In response to likely dramatic increases in state-mandated residential planning, Newport Beach has drawn up a plan that both resists and cooperates with the state.
City leadership has indicated an interest in appealing the methodology used by the Southern California Assn. of Governments to tentatively require Newport to plan for 4,832 new homes over the next decade as part of a broader effort to address regional housing needs.
A formal challenge is still on the table and is on Tuesday’s City Council agenda for discussion.
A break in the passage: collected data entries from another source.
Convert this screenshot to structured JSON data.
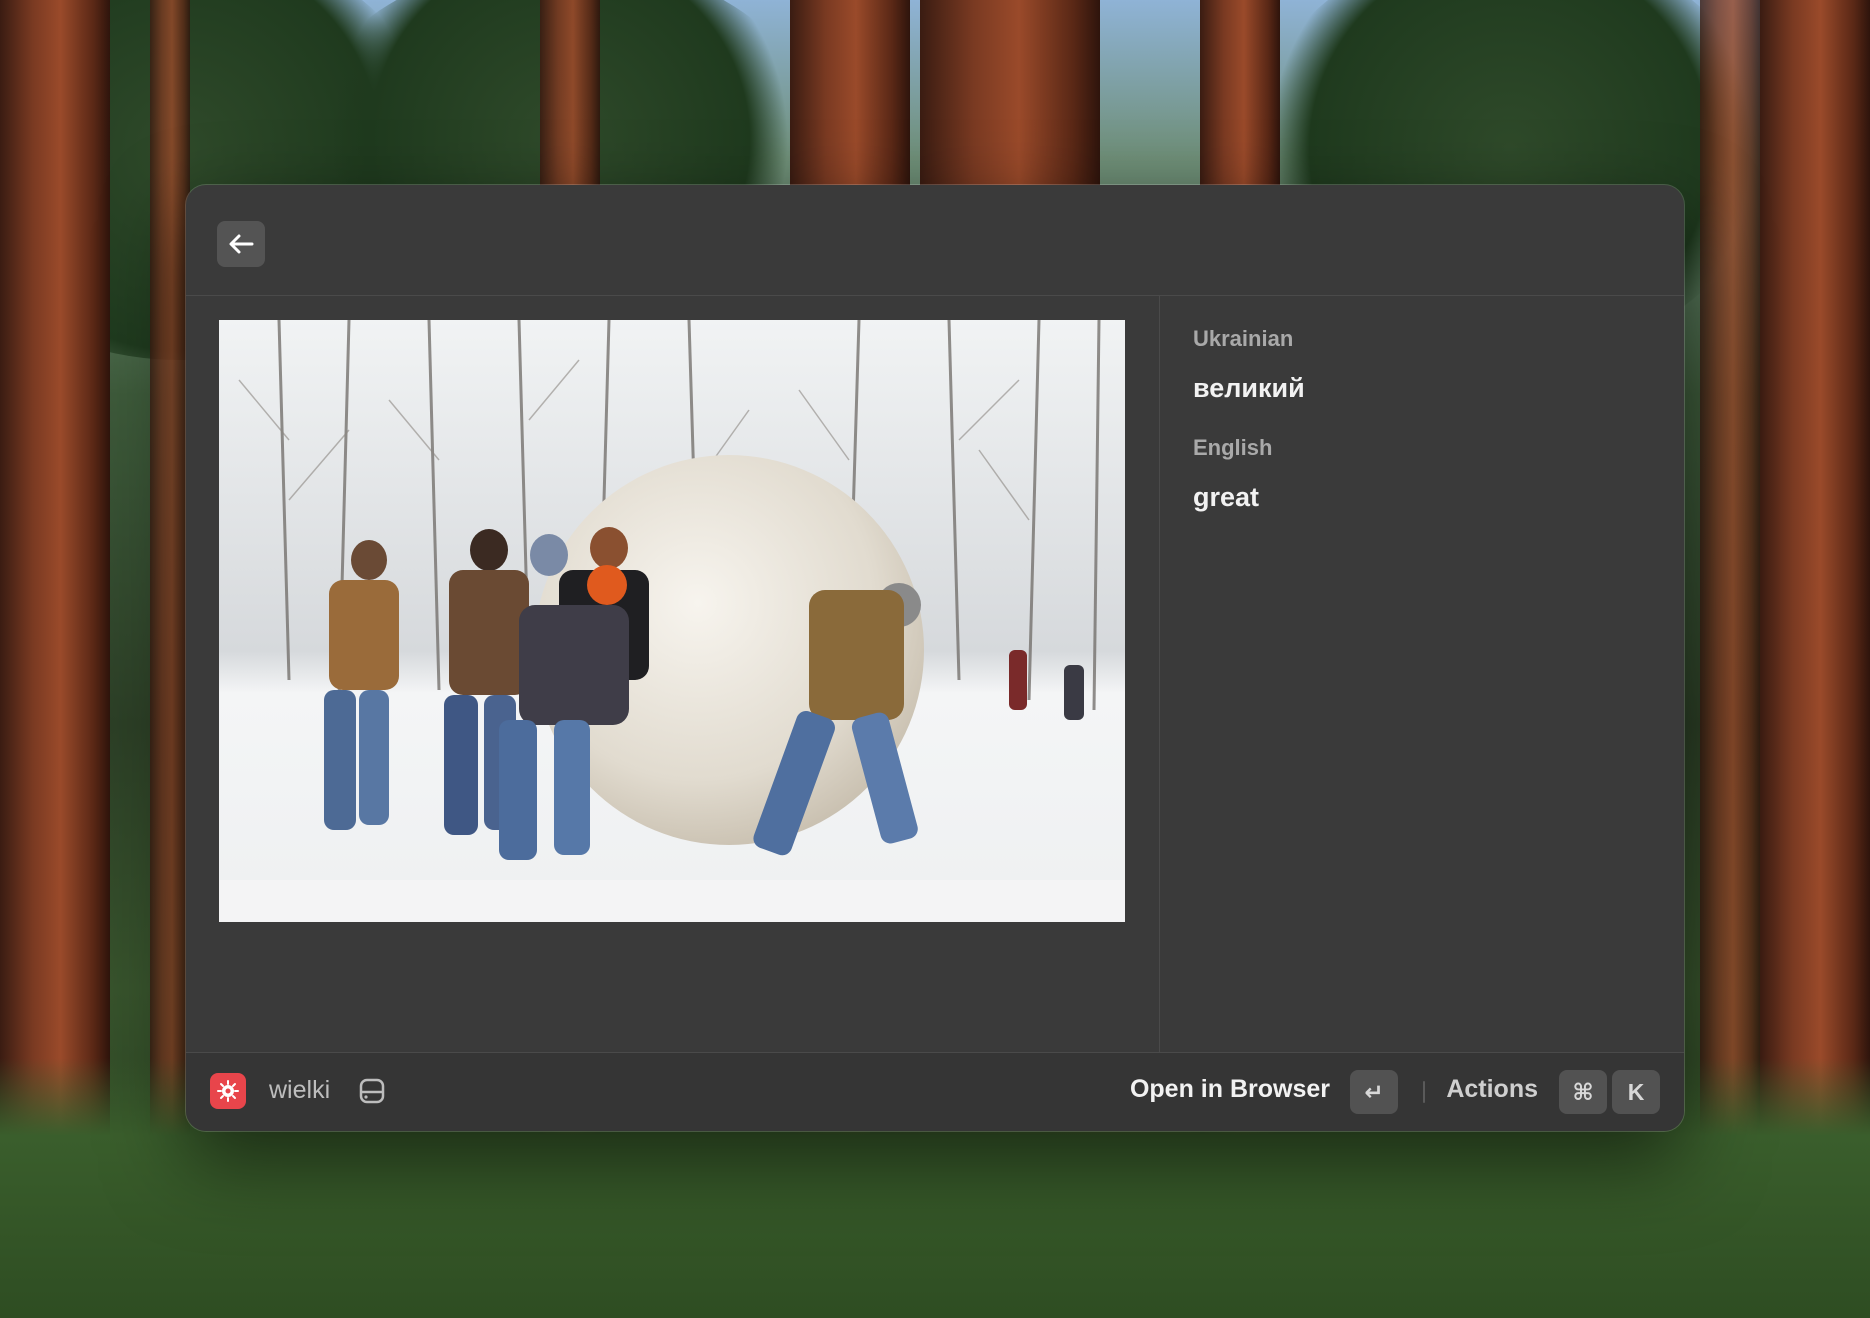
{
  "topbar": {
    "back_icon": "arrow-left-icon"
  },
  "detail": {
    "image_alt": "Group of people pushing a giant snowball in a snowy forest",
    "fields": [
      {
        "label": "Ukrainian",
        "value": "великий"
      },
      {
        "label": "English",
        "value": "great"
      }
    ]
  },
  "footer": {
    "app_icon": "translate-app-icon",
    "query": "wielki",
    "query_icon": "drive-icon",
    "primary_action": "Open in Browser",
    "primary_shortcut": "↵",
    "secondary_action": "Actions",
    "secondary_shortcut": [
      "⌘",
      "K"
    ]
  },
  "colors": {
    "window_bg": "#3a3a3a",
    "accent_red": "#e8454b"
  }
}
But other possibilities include pausing the ongoing overall update to Newport’s general plan — a comprehensive long-term planning guide that includes a housing component — to focus just on the housing and closely related land-use and circulation elements, forming a housing-focused advisory committee and calling a public vote to accommodate the state mandate.
SCAG voted in November to shift more of the 1.3 million new homes the state says Southern California needs during the next 10 years toward the coast — increasing the number of homes Newport Beach would need to make room for to 4,832 from the previous target of roughly 2,700 set in October. SCAG represents Orange, Los Angeles and four other counties.
Though the state doesn’t directly require cities to build the homes, they must at least accommodate the need on paper through zoning for residential development.
The state Department of Housing and Community Development is reviewing the SCAG figures. Final allocations — including any alterations based on appeals — are expected to be adopted by October. The deadline for certification of compliant city housing plans is October 2021.
Newport Beach and neighboring cities were taken aback by the November calculations and have called them unattainable. Laguna Beach, which would need to set aside enough land for 390 homes by 2029, and Costa Mesa, which may need to plan for 11,734, adopted resolutions in the past week opposing SCAG’s methods.
One path to compliance strikes against Newport’s city charter, which requires a public vote to allow developments with more than 100 new housing units. One way to avoid consequences if voters were to reject major developments would be to amend the charter to accommodate state-driven development, according to a city staff report. Such an amendment also would require a public vote, which could happen as soon as November.
Davis writes for Times Community News.